Under the proposed rule, Firms also would be required to ensure that their subsidiaries obtain agreement to the stay from their counterparties.  The proposed rule would apply to obligations created under: (1) securities contracts; [4] (2) commodities contracts; (3) futures and forwards contracts; (4) swap agreements; (5) all other derivatives; and (6) master agreements for any of the above or for contracts for the sale, purchase, or delivery of a currency. 

The proposed rule would apply to obligations created under relevant financial contracts on or after January 1, 2016.  The proposed rule would stagger the effective date of the rule by counterparty type as follows: January 1, 2016 for credit institutions and investment firms; July 1, 2016 for asset managers (including funds), insurers and other counterparties that act on an agency basis; and January 1, 2017 for all other counterparties. 

 

Jennifer S. Choi
Associate General Counsel

endnotes

[1] Consultation Paper, CP19/15, Contractual stays in financial contracts governed by third-country laws (May 2015), available at http://www.bankofengland.co.uk/pra/Pages/publications/cp/2015/cp1915.aspx (“Consultation Paper”).

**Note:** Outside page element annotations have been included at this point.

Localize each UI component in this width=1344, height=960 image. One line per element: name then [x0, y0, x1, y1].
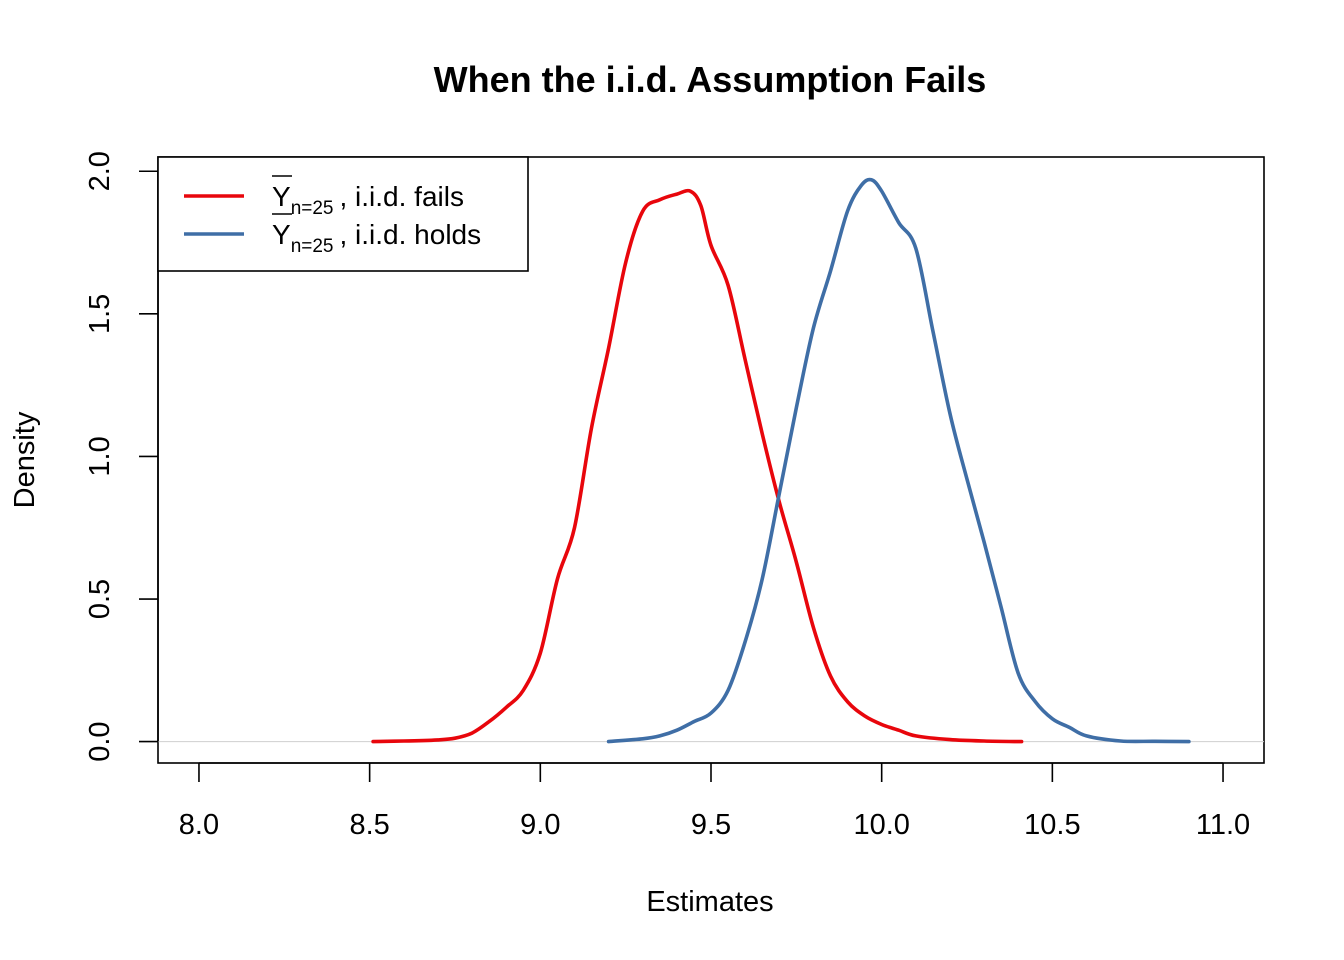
- legend-subscript: n=25: [291, 198, 334, 219]
- y-tick-label: 0.5: [84, 579, 116, 619]
- x-axis: 8.0 8.5 9.0 9.5 10.0 10.5 11.0: [179, 762, 1250, 841]
- x-tick-label: 11.0: [1196, 809, 1250, 841]
- y-tick-label: 1.0: [84, 436, 116, 476]
- x-tick-label: 8.5: [349, 809, 389, 841]
- x-axis-label: Estimates: [646, 886, 773, 918]
- series-line-1: [606, 177, 1191, 744]
- y-tick-label: 1.5: [84, 294, 116, 334]
- series-line-0: [371, 188, 1024, 744]
- series-layer: [371, 177, 1191, 744]
- legend-symbol: Y: [272, 181, 291, 212]
- x-tick-label: 10.5: [1024, 809, 1080, 841]
- y-tick-label: 0.0: [84, 721, 116, 761]
- y-axis-label: Density: [9, 411, 41, 508]
- legend-text: , i.i.d. holds: [339, 219, 481, 250]
- legend-box: [157, 156, 529, 272]
- legend-label-0: Yn=25, i.i.d. fails: [272, 181, 464, 219]
- legend-text: , i.i.d. fails: [339, 181, 463, 212]
- x-tick-label: 8.0: [179, 809, 219, 841]
- x-tick-label: 10.0: [853, 809, 909, 841]
- chart-title: When the i.i.d. Assumption Fails: [434, 59, 987, 100]
- y-axis: 0.0 0.5 1.0 1.5 2.0: [84, 151, 159, 762]
- legend-label-1: Yn=25, i.i.d. holds: [272, 219, 481, 257]
- x-tick-label: 9.0: [520, 809, 560, 841]
- x-tick-label: 9.5: [691, 809, 731, 841]
- legend-subscript: n=25: [291, 236, 334, 257]
- y-tick-label: 2.0: [84, 151, 116, 191]
- legend-symbol: Y: [272, 219, 291, 250]
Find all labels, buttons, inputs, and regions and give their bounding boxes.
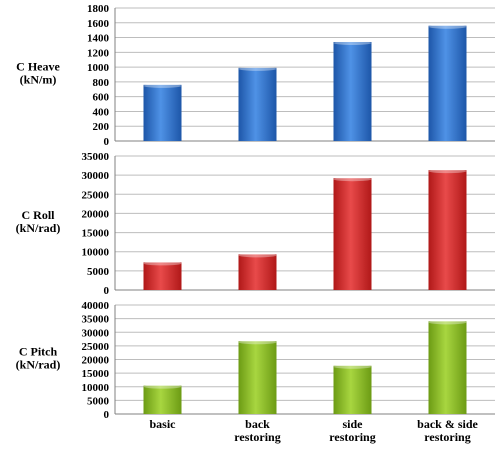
- y-tick-label: 0: [104, 285, 110, 297]
- y-axis-label: (kN/m): [20, 73, 57, 87]
- bar-pitch-3: [428, 321, 467, 414]
- x-tick-label: restoring: [329, 430, 375, 444]
- y-tick-label: 400: [93, 106, 110, 118]
- bar-cap: [428, 320, 467, 325]
- bar-heave-2: [333, 41, 372, 141]
- bar-cap: [143, 83, 182, 88]
- bar-heave-1: [238, 67, 277, 141]
- bar-cap: [333, 40, 372, 45]
- y-tick-label: 40000: [82, 300, 110, 312]
- y-tick-label: 20000: [82, 355, 110, 367]
- y-tick-label: 15000: [82, 228, 110, 240]
- y-tick-label: 1800: [87, 3, 110, 15]
- y-axis-label: C Roll: [22, 208, 56, 222]
- y-tick-label: 1400: [87, 33, 110, 45]
- bar-roll-2: [333, 178, 372, 290]
- y-axis-label: C Pitch: [19, 345, 58, 359]
- x-tick-label: restoring: [234, 430, 280, 444]
- y-tick-label: 200: [93, 121, 110, 133]
- y-tick-label: 0: [104, 136, 110, 148]
- y-tick-label: 5000: [87, 395, 110, 407]
- x-tick-label: basic: [149, 417, 176, 431]
- y-tick-label: 10000: [82, 382, 110, 394]
- y-tick-label: 15000: [82, 368, 110, 380]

[2] In September 2014, the FSB published a consultative document with specific proposals to improve cross-border recognition of resolution actions.  For ICI Global’s comment letter in response to the consultation, see ICI Memorandum No. 28540 (Nov. 25, 2014), available at http://www.iciglobal.org/iciglobal/pubs/memos/memo28540.

[3] We expect the Board of Governors of the Federal Reserve System and the Federal Deposit Insurance Corporation to propose similar rules shortly for certain regulated entities. 

[4] Securities contracts would include: contracts for the purchase, sale, or loan of a security or a group or index of securities; options on a security or a group or index of securities; or repo or reverse repo transactions on a security or a group or index of securities.